My plan would balance the requirements of the state mandate with a goal of minimizing adverse impacts on traffic, schools, and emergency response and evacuation.
Nick Waranoff
Orinda
Orinda Bans Public Comments on Zoom
Thank you Lamorinda Weekly for reporting on the public participation travesty occurring in Orinda ("Orinda U-turn", Dec. 20). "Reacting" to an imagined inundation of hate speech by communists, Islamic terrorists, and Hells Angels, Orinda's City Manager banned public comment via Zoom from public meetings. And after two sessions of discussions, the City Council endorsed the prohibition.
For two and a half years, all City meetings were conducted on Zoom with no incidence of hate speech. In March, in-person meetings resumed but the City Manager "advised" the Council that it would be too difficult or expensive to provide Zoom access to any meeting other than Council and Planning Commission meetings. (An internet search of Zoom Rooms and technology like Meeting Owl suggests otherwise.)
Did this disuse of technology have any impact on public participation? Prior to the shutting down of Zoom, the SSTOC (which is the watchdog managing $4 million a year of Measure R sales tax revenue) conducted 23 monthly meetings on Zoom with 70 comments from 13 residents. In the ten months since Zoom was ended, one resident attended and commented at one meeting. Mission accomplished. Keep those pesky citizens away.

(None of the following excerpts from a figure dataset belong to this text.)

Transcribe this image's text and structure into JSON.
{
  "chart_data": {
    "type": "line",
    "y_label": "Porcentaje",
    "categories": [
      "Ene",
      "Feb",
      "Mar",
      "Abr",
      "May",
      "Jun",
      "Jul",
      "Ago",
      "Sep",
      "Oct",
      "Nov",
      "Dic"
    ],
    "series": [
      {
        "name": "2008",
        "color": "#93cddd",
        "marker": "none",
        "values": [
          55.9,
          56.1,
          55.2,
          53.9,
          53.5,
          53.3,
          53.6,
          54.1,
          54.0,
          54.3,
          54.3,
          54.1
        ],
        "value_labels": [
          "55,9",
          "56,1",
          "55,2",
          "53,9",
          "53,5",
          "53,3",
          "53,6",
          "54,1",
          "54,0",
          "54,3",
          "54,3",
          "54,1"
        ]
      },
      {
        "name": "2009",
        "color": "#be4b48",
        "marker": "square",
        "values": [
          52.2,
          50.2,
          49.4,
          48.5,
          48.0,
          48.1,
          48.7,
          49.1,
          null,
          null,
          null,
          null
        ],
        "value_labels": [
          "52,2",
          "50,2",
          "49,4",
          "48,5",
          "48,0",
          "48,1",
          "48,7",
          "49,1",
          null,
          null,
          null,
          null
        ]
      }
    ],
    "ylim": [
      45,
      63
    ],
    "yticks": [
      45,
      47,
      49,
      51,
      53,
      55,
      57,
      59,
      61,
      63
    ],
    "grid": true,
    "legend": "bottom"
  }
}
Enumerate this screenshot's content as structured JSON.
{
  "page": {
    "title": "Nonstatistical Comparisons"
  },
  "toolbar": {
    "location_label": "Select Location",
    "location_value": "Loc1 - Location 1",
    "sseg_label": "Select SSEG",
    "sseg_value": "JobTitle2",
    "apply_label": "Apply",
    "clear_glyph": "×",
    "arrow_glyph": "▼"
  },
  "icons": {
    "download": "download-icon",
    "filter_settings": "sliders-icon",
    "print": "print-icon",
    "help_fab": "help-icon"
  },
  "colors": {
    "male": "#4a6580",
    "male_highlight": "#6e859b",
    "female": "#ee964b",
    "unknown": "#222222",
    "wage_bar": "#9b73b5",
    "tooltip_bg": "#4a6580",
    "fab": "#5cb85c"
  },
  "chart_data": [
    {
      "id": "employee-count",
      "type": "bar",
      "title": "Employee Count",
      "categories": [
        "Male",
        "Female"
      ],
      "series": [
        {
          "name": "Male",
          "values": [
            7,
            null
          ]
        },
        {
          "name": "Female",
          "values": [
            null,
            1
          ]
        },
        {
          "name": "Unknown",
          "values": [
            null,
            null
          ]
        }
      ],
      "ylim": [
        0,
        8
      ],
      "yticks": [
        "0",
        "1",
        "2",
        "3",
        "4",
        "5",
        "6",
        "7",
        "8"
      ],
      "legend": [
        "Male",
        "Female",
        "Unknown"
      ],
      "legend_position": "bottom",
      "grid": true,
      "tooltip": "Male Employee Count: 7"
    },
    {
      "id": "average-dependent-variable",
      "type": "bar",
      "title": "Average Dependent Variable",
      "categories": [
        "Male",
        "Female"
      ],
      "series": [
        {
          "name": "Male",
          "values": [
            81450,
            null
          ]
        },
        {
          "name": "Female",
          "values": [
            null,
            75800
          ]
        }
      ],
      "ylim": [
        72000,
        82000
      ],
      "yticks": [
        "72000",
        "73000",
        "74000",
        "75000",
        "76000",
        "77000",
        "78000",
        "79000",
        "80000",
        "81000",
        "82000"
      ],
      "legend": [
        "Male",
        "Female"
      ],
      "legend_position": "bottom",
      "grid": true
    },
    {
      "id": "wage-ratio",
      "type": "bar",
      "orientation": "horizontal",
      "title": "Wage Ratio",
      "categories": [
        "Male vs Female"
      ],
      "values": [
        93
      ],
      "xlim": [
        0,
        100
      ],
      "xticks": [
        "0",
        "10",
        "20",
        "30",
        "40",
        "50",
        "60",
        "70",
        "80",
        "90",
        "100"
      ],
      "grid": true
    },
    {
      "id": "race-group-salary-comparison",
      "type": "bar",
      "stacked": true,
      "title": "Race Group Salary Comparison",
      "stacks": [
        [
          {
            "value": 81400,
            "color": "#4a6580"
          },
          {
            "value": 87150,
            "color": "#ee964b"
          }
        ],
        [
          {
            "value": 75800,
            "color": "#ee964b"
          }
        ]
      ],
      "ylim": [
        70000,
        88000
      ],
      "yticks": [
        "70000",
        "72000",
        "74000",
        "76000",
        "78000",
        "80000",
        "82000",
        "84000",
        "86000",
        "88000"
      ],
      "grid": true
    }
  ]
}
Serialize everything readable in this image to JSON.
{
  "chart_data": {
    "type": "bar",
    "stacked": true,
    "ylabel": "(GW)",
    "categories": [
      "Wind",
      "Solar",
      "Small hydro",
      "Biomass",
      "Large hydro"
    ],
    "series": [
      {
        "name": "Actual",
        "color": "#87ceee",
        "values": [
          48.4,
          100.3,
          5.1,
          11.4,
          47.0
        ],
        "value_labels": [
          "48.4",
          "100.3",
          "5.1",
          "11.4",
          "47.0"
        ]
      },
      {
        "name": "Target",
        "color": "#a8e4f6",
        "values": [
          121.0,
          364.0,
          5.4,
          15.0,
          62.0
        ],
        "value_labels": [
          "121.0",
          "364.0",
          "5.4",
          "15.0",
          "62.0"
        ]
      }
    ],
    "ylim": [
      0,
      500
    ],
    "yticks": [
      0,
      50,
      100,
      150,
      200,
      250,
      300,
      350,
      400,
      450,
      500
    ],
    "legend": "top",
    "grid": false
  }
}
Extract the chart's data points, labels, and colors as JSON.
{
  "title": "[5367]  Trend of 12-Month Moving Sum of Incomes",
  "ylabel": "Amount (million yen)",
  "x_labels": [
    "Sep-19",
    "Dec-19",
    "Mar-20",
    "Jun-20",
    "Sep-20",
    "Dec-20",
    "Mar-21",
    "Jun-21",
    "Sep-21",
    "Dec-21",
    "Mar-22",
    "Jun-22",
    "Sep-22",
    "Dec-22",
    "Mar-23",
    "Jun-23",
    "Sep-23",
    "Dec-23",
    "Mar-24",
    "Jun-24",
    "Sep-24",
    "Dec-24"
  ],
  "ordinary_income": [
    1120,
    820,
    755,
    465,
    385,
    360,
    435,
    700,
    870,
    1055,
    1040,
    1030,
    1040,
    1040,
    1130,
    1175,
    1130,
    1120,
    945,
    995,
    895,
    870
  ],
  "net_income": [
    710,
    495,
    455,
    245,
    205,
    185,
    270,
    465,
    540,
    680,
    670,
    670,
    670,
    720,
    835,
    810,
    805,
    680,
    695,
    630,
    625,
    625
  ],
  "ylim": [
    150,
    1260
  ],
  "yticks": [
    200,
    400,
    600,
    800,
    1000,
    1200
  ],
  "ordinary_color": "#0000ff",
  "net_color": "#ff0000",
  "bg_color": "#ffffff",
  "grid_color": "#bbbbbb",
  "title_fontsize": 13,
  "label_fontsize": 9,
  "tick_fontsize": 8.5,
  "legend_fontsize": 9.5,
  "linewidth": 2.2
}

What is the City manager afraid of? That residents might voice objections to his policies? Like spending almost 90% of essential service funding, including Measure R's $4 million, on roads and storm drains while spending less than 10% on wildfire fuel mitigation, which Measure R was supposed to address? Or that after three years the City's wildfire prevention "plan" still has no way to measure the impact of measures taken because the City Manager told the Council that the City has "other" priorities?